Key Areas Covered Under the Kuwait and Oman Cybersecurity MoU

The cybersecurity MoU between Kuwait and Oman outlines several areas of cooperation aimed at boosting digital resilience and preparedness in both countries. One of the primary focuses of the agreement is the exchange of technical expertise. Through dedicated communication channels, both nations will share information related to newly identified vulnerabilities, cyber threats, and emerging attack methods. This information-sharing framework is expected to improve situational awareness and enable faster responses to evolving cybersecurity challenges. The MoU also emphasizes joint training initiatives. Kuwait and Oman plan to launch advanced training programs designed to develop highly skilled national professionals specializing in cybersecurity incident response. By strengthening local expertise, both countries aim to improve their readiness to manage and mitigate cyber incidents effectively. In addition, the agreement promotes greater field coordination between relevant authorities. Enhanced coordination will help improve the ability of both nations to respond to advanced cyberattacks, particularly those targeting critical sectors and essential infrastructure.

A Shared Vision for a Secure Digital Future

Officials from Kuwait and Oman have described the MoU as a reflection of their shared commitment to building what they referred to as a “digital fortress” capable of protecting national assets and strategic resources. The agreement comes at a time when government institutions are expanding the use of electronic services and cloud computing technologies. In this environment, cybersecurity is no longer viewed as an optional technical consideration. Instead, it has become a foundational requirement for ensuring business continuity, safeguarding sensitive information, and protecting citizen privacy.
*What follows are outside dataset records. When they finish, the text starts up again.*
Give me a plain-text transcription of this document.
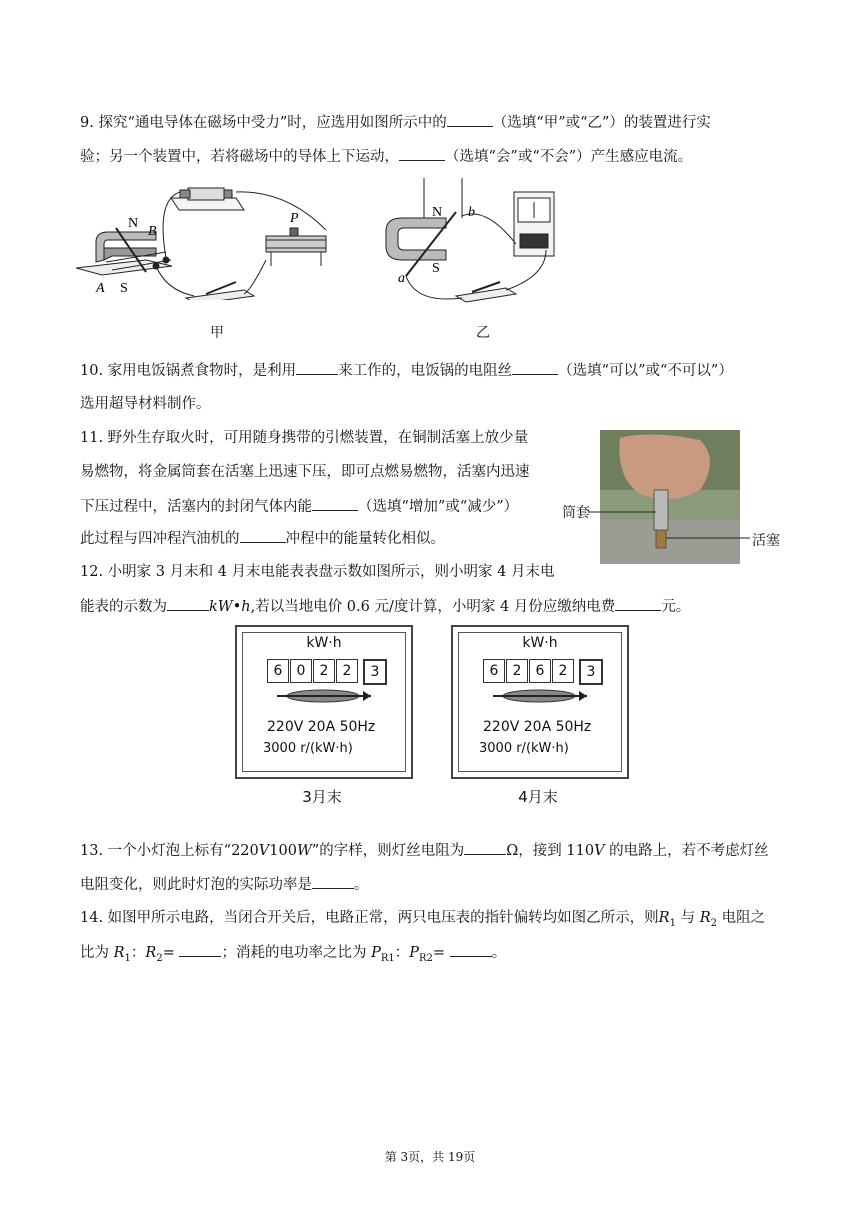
9. 探究“通电导体在磁场中受力”时，应选用如图所示中的	（选填“甲”或“乙”）的装置进行实
验；另一个装置中，若将磁场中的导体上下运动，	（选填“会”或“不会”）产生感应电流。
N
B
A S
P
甲
N b
a
S
乙
10. 家用电饭锅煮食物时，是利用	来工作的，电饭锅的电阻丝	（选填“可以”或“不可以”）
选用超导材料制作。
11. 野外生存取火时，可用随身携带的引燃装置，在铜制活塞上放少量
易燃物，将金属筒套在活塞上迅速下压，即可点燃易燃物，活塞内迅速
下压过程中，活塞内的封闭气体内能	（选填“增加”或“减少”）
此过程与四冲程汽油机的	冲程中的能量转化相似。
筒套
活塞
12. 小明家 3 月末和 4 月末电能表表盘示数如图所示，则小明家 4 月末电
能表的示数为	kW•h,若以当地电价 0.6 元/度计算，小明家 4 月份应缴纳电费	元。
kW·h
6	0	2	2	3
220V 20A 50Hz
3000 r/(kW·h)
3月末
kW·h
6	2	6	2	3
220V 20A 50Hz
3000 r/(kW·h)
4月末
13. 一个小灯泡上标有“220V100W”的字样，则灯丝电阻为	Ω，接到 110V 的电路上，若不考虑灯丝
电阻变化，则此时灯泡的实际功率是	。
14. 如图甲所示电路，当闭合开关后，电路正常，两只电压表的指针偏转均如图乙所示，则$R_1$ 与 $R_2$ 电阻之
比为 $R_1$：$R_2=$	；消耗的电功率之比为 $P_{R1}$：$P_{R2}=$	。
第 3页，共 19页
The cybersecurity partnership demonstrates how Kuwait and Oman are aligning their efforts to address common digital security concerns while preparing for future technological developments. By working together, both countries aim to establish stronger protective measures against cyber threats that transcend national borders.

Expanding Cooperation Beyond Cyber Defense

Beyond immediate security objectives, the MoU is expected to create opportunities for broader technological collaboration between Kuwait and Oman. Officials noted that the agreement represents an advancement in bilateral relations and could serve as a foundation for future initiatives in emerging areas of cybersecurity innovation. Potential areas of cooperation include the development of advanced encryption technologies, the integration of artificial intelligence into cyber defense systems, and the creation of unified security standards. Such initiatives could contribute to stronger regional cybersecurity frameworks and support the shared interests of Gulf Cooperation Council (GCC) member states. The agreement therefore extends beyond traditional cyber protection measures, positioning Kuwait and Oman to explore innovative solutions that address the evolving nature of digital threats while supporting long-term technological growth.